Figure 8.

Stromule behavior seems linked to nucleus movement. (A,B) Images are maximum intensity projections along the z-axis, taken from a time series of z-stacks obtained by a confocal laser-scanning microscope. Bright green plastids and red nuclei are organelles of the upper epidermis of an A. thaliana wild-type plant transformed with the pLSU4::pn plasmid (blue channel, chlorophyll fluorescence; red channel, H2B:mCherry fluorescence; green channel, FNRtp:eGFP fluorescence). The white arrows indicate the direction of nuclear movement. Larger, round, blue signals represent underlying mesophyll plastids, where chlorophyll signal is brighter than the FNRtp:eGFP fluorescence signal. (A) Series of images taken from Supplementary Movie 2. It demonstrates how nucleus movement “pulls” stromules out of a group of stationary plastids (1–3) and how stromules shorten, when the nucleus changes its direction. (B) Series of images from Supplementary Movie 3 showing how a nucleus moves away from a group of plastids (1–4). Plastids 2–4 keep their extended stromules and follow the moving nucleus.

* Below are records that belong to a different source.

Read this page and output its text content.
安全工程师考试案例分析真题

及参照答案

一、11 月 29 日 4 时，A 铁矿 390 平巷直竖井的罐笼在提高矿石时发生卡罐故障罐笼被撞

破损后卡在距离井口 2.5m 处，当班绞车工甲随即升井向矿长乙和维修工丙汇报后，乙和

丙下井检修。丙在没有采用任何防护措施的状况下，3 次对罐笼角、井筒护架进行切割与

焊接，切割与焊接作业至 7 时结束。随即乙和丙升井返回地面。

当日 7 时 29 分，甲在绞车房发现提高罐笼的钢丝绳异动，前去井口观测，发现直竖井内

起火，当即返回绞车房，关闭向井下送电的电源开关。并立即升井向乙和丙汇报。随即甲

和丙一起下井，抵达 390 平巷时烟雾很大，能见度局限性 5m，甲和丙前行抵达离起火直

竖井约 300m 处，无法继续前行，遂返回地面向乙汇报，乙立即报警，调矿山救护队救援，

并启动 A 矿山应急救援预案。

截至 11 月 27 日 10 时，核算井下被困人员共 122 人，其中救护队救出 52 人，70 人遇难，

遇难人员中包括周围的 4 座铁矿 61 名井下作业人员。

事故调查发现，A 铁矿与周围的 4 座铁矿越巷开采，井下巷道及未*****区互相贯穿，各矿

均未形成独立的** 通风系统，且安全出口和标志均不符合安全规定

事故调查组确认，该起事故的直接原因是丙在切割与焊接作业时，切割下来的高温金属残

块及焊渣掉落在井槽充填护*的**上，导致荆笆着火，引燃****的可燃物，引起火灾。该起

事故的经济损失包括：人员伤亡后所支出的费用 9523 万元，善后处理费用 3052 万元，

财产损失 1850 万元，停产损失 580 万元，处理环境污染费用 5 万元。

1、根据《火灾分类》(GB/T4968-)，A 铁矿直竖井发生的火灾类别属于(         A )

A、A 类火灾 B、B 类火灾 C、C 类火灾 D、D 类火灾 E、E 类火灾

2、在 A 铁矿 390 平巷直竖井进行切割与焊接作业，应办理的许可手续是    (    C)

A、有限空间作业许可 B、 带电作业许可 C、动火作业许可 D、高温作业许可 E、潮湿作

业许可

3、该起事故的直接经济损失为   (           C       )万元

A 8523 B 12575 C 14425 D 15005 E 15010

Plastid 1 stays stationary and looses its stromule after the nucleus moved more than 12 μm away from it. (C,D) Schematic representation of two possible ways how nucleus associated stromules might be formed. (C) Scenario 1: stromules are formed by plastids residing further away from the nucleus growing toward (“reaching out”) and connecting to the nucleus. (D) Scenario 2: nucleus associated plastids are anchored to the surface of the nucleus and due to nucleus movement a stromule is pulled out of the surface of the stationary plastid.